Gli aspetteva sicuramente un'altra vendetta e stavolta pure un giro in ospedale. Ovviamente in risposta avevo alzato il dito medio. Brandon aveva comprato il gelato a tutti e scoprii che Colton odiava i gusti alla frutta, soprattutto la fragola, quindi un'altra caratteristica che avevamo in comune. La giornata era passata velocemente, tra le risate, gavettoni d'acqua, gelati in faccia, testa sotto la sabbia, teli lanciati in acqua, crema abbronzante nei luoghi in cui non dovrebbe andare, Colton era stato l'ideatore di alcune idee che fecero ridere tutti oppure sostenitore delle mie che avevano la stessa reazione. Quando decidemmo di tornare a casa, ero distrutta infatti quando appoggiai la testa sul sedile chiusi le palpebre, non ero mai stata così felice e non mi ero mai sentita così tanto in compagnia come quella giornata, il vuoto che sentivo al petto non lo percepivo più come prima e ciò mi fece dubitare se fosse dovuto alla presenza di Colton, perché per quanto provassi a negarlo solamente guardarlo mi rendeva tranquilla e ciò mi spaventava.

«Allora domani dove andiamo?». Chiesi, appoggiando il braccio sul finestrino e la guancia sul palmo della mano, osservando Colton.
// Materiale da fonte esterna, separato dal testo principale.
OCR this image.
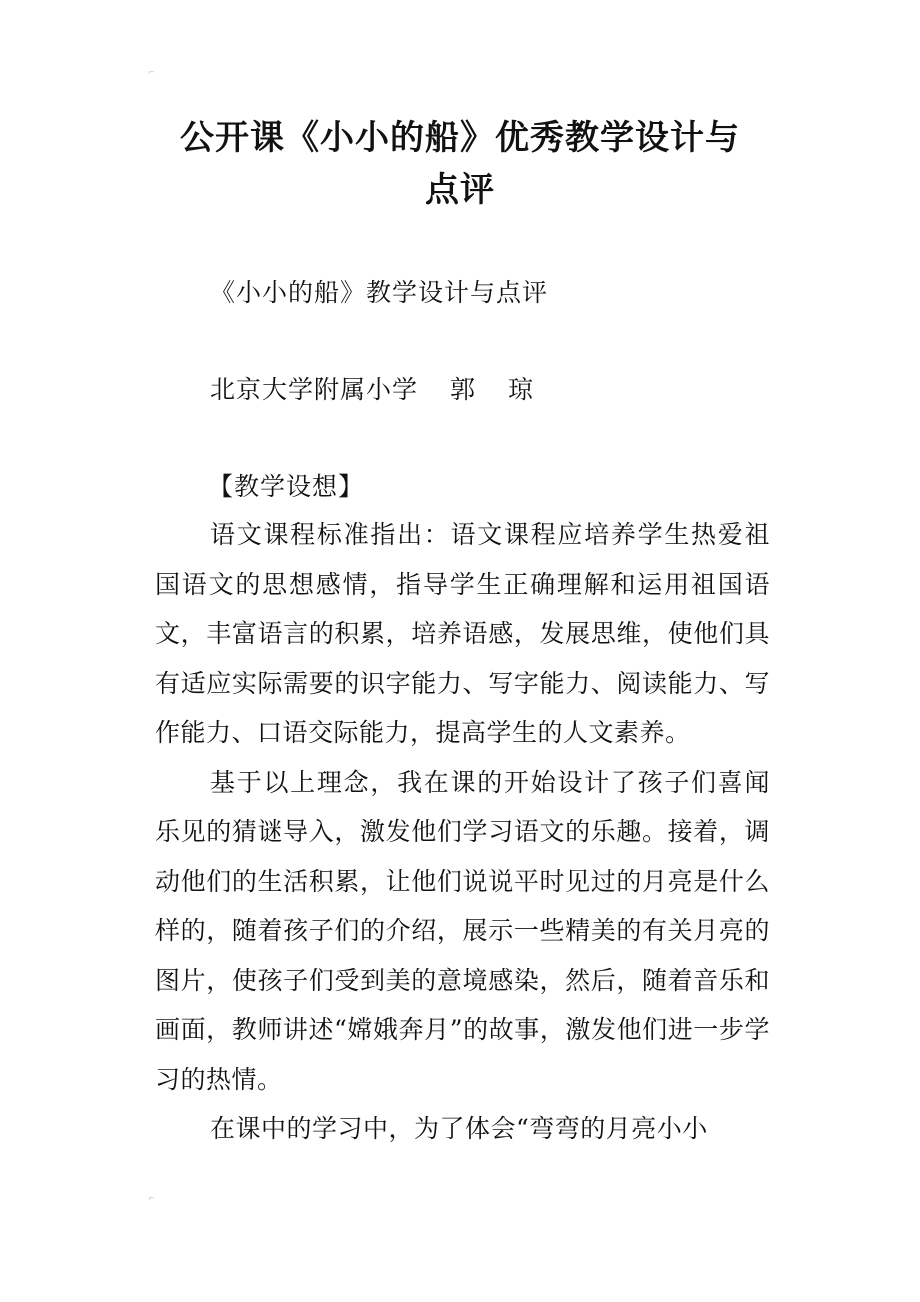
⌐
公开课《小小的船》优秀教学设计与
点评
《小小的船》教学设计与点评
北京大学附属小学 郭 琼
【教学设想】

语文课程标准指出：语文课程应培养学生热爱祖国语文的思想感情，指导学生正确理解和运用祖国语文，丰富语言的积累，培养语感，发展思维，使他们具有适应实际需要的识字能力、写字能力、阅读能力、写作能力、口语交际能力，提高学生的人文素养。

基于以上理念，我在课的开始设计了孩子们喜闻乐见的猜谜导入，激发他们学习语文的乐趣。接着，调动他们的生活积累，让他们说说平时见过的月亮是什么样的，随着孩子们的介绍，展示一些精美的有关月亮的图片，使孩子们受到美的意境感染，然后，随着音乐和画面，教师讲述“嫦娥奔月”的故事，激发他们进一步学习的热情。

在课中的学习中，为了体会“弯弯的月亮小小

⌐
Tutti eravamo notevolmente abbronzati, Kendall poi da mozzarella era diventata pomodoro e non faceva altro che lamentarsi delle spalle che sembravano voler imitare l'inferno, nonostante avesse messo la protezione solare. Io non sapevo bene se mi fossi abbronzata poiché avrei avuto modo di confermarlo dopo la doccia, che non vedevo l'ora di fare.

«Per te sono ancora uno sconosciuto, no? Bene, tu mi conoscerai attraverso i luoghi in cui ti porterò. Domani mattina alle sei giù, vestiti comodi e tennis, mi raccomando». Strabuzzai gli occhi nell'udire l'orario infatti Colton,
notando di sbieco la mia reazione, rise leggermente. Le sue guance avevano assunto un colorito più scuro, di quello che già erano prima e il suo sorriso risaltava tantissimo, i suoi denti perfetti e bianchi entravano in contrasto con la pelle scura.

«Scherzavo, neanche io sono un tipo mattiniero, facciamo che ci andiamo di pomeriggio». Tirai un sospiro di sollievo, annuii in risposta e mi voltai a guardare l'orizzonte, chiudendo nuovamente le palpebre che in quel momento sentivo terribilmente pesanti. Nel compiere quell'azione caddi tra le braccia di Morfeo, trasportandomi in un luogo che conoscevo bene: il mondo dei sogni, costruito con le storie che avevo letto, con gli obbiettivi che mi ero posta e le persone a cui tenevo, la domanda che però balenò nella mente fu quella che mi mise i brividi:

Perché nei miei sogni era presente anche Colton?